Peter Dunne raises some valid concerns. He’s critical of cabinet minister Megan Woods saying last year that New Zealand would be at “the front of the queue” for getting a Covid-19 vaccine. This assertion was premature, but not malign as implied, because of external factors beyond our control. We were certainly near the front of negotiating agreements with potential vaccine providers. This is a positive.

But the complexity of supply chains, a small country’s ability to compete with bigger ones, given ‘Big Pharma’s’ drive for profit maximisation, and other countries with greater needs will make delivery difficult to predict. It isn’t a level playing field.

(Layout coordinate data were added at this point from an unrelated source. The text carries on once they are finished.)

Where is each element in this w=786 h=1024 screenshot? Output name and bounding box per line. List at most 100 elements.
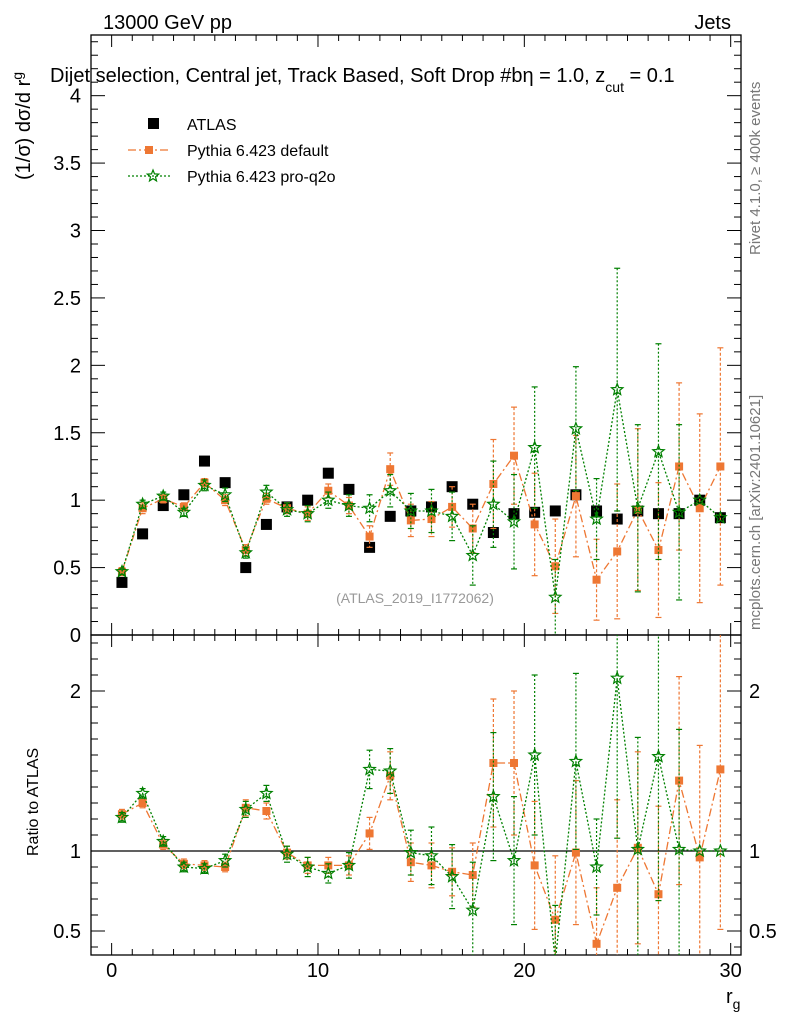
main-data (114, 267, 728, 635)
ratio-pythia-proq2o-point (527, 747, 542, 762)
ratio-pythia-default-point (241, 803, 250, 812)
rivet-label: Rivet 4.1.0, ≥ 400k events (747, 82, 764, 255)
ratio-pythia-default-point (489, 759, 498, 767)
ratio-pythia-default-point (386, 771, 395, 780)
ratio-pythia-default-point (365, 829, 374, 838)
ratio-pythia-proq2o-point (341, 857, 357, 872)
ratio-pythia-default-point (551, 915, 560, 924)
ratio-pythia-proq2o-point (197, 860, 212, 875)
main-atlas-point (343, 483, 355, 495)
main-pythia-proq2o-point (403, 503, 419, 518)
main-pythia-proq2o-point (671, 504, 687, 519)
ratio-panel: 0 10 20 30 0.5 0.5 1 1 2 2 (53, 634, 777, 982)
ratio-pythia-proq2o-point (554, 953, 556, 955)
main-pythia-proq2o-point (713, 510, 728, 524)
main-pythia-default-line (121, 454, 721, 582)
plot-title-main: Dijet selection, Central jet, Track Base… (50, 65, 522, 87)
ratio-y-tick-label-right: 2 (749, 681, 760, 703)
ratio-pythia-default-point (510, 759, 519, 767)
ratio-pythia-proq2o-point (713, 843, 728, 858)
main-y-tick-label: 3 (70, 221, 81, 243)
main-pythia-default-point (241, 546, 250, 555)
main-atlas-point (178, 489, 190, 501)
main-pythia-proq2o-point (155, 488, 171, 503)
ratio-pythia-proq2o-point (651, 748, 666, 763)
ratio-pythia-proq2o-point (403, 844, 419, 859)
ratio-pythia-default-point (592, 939, 601, 948)
ratio-pythia-proq2o-point (321, 865, 336, 880)
ratio-pythia-proq2o-point (279, 846, 295, 861)
main-pythia-default-point (551, 562, 560, 571)
legend-default-label: Pythia 6.423 default (187, 143, 329, 160)
main-pythia-default-point (406, 516, 415, 525)
main-pythia-proq2o-point (465, 547, 481, 562)
ratio-pythia-proq2o-point (155, 833, 171, 848)
main-atlas-point (157, 500, 169, 512)
main-pythia-default-point (613, 547, 622, 556)
plot-title-end: = 0.1 (624, 65, 675, 87)
main-atlas-point (322, 467, 334, 479)
main-atlas-point (487, 527, 499, 539)
main-pythia-proq2o-point (444, 508, 460, 523)
main-pythia-proq2o-point (217, 487, 233, 501)
ratio-pythia-default-point (695, 853, 704, 862)
ratio-pythia-default-point (613, 883, 622, 892)
main-pythia-default-point (448, 502, 457, 511)
main-pythia-proq2o-point (568, 421, 584, 435)
main-y-tick-label: 0.5 (53, 558, 81, 580)
main-pythia-proq2o-point (527, 439, 542, 454)
ratio-pythia-default-point (427, 861, 436, 870)
analysis-watermark: (ATLAS_2019_I1772062) (336, 590, 494, 606)
ratio-pythia-proq2o-point (692, 843, 707, 858)
ratio-data (114, 635, 728, 955)
main-pythia-default-point (200, 478, 209, 487)
ratio-xlabel-sub: g (733, 996, 741, 1012)
legend-atlas-marker (148, 118, 159, 129)
main-pythia-proq2o-point (589, 511, 604, 526)
ratio-pythia-proq2o-point (630, 841, 646, 856)
legend-star-shape (145, 168, 161, 183)
ratio-pythia-proq2o-point (238, 801, 254, 816)
plot-title-sub: cut (605, 79, 624, 95)
ratio-y-tick-label: 1 (70, 841, 81, 863)
main-pythia-proq2o-point (259, 484, 274, 499)
plot-title: Dijet selection, Central jet, Track Base… (50, 65, 675, 95)
header-left: 13000 GeV pp (103, 12, 232, 34)
ratio-xlabel-text: r (726, 986, 733, 1008)
ratio-pythia-default-point (138, 799, 147, 807)
x-tick-label: 20 (513, 960, 535, 982)
main-atlas-point (116, 576, 128, 588)
ratio-pythia-default-line (121, 762, 722, 947)
main-pythia-default-point (489, 479, 498, 488)
main-pythia-proq2o-point (362, 500, 377, 515)
main-pythia-proq2o-point (609, 381, 625, 396)
main-atlas-point (219, 477, 231, 489)
main-pythia-default-point (592, 575, 601, 584)
ratio-pythia-proq2o-point (300, 859, 315, 874)
main-atlas-point (508, 508, 520, 520)
main-y-tick-label: 1.5 (53, 423, 81, 445)
main-y-tick-label: 3.5 (53, 153, 81, 175)
main-pythia-default-point (324, 486, 333, 495)
main-y-tick-label: 2 (70, 355, 81, 377)
main-y-tick-label: 4 (70, 86, 81, 108)
main-pythia-default-point (716, 462, 725, 471)
main-y-tick-label: 0 (70, 625, 81, 647)
ratio-pythia-default-point (675, 776, 684, 785)
main-pythia-proq2o-point (548, 589, 563, 604)
ratio-pythia-default-point (530, 861, 539, 870)
plot-title-tail: η = 1.0, z (522, 65, 605, 87)
ratio-y-tick-label: 0.5 (53, 921, 81, 943)
legend-default-marker (145, 146, 153, 154)
mcplots-label: mcplots.cern.ch [arXiv:2401.10621] (747, 395, 764, 630)
main-atlas-point (198, 455, 210, 467)
ratio-ylabel: Ratio to ATLAS (25, 748, 42, 856)
ratio-pythia-proq2o-point (424, 848, 439, 863)
header-right: Jets (694, 12, 731, 34)
main-ylabel: (1/σ) dσ/d rg (9, 72, 35, 180)
ratio-y-tick-label-right: 1 (749, 841, 760, 863)
ratio-pythia-proq2o-point (135, 785, 150, 800)
ratio-pythia-default-point (571, 848, 580, 857)
ratio-pythia-proq2o-point (114, 809, 130, 824)
main-atlas-point (137, 528, 149, 540)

Dunne is on stronger ground when he criticises the release of the damming Heather Simpson-Brian Roche report on border management systems following the Auckland lockdown in late December. This is a common technique of successive governments. I can’t see any political advantage to the government for this decision because they are seeking to reduce the role of the Health Ministry and greater exposure of the report would have helped this agenda. Rather than any devious motive I suspect it is the result of an overconfident ‘too clever by half’ mentality.

Peter Dunne’s accusation about “days of genuinely good behaviours masquerading as optimistic half-truths” is the wrong description of the response to Covid-19. Instead the strategic response has been very successful but, in these unprecedented times, there has been too much sluggishness.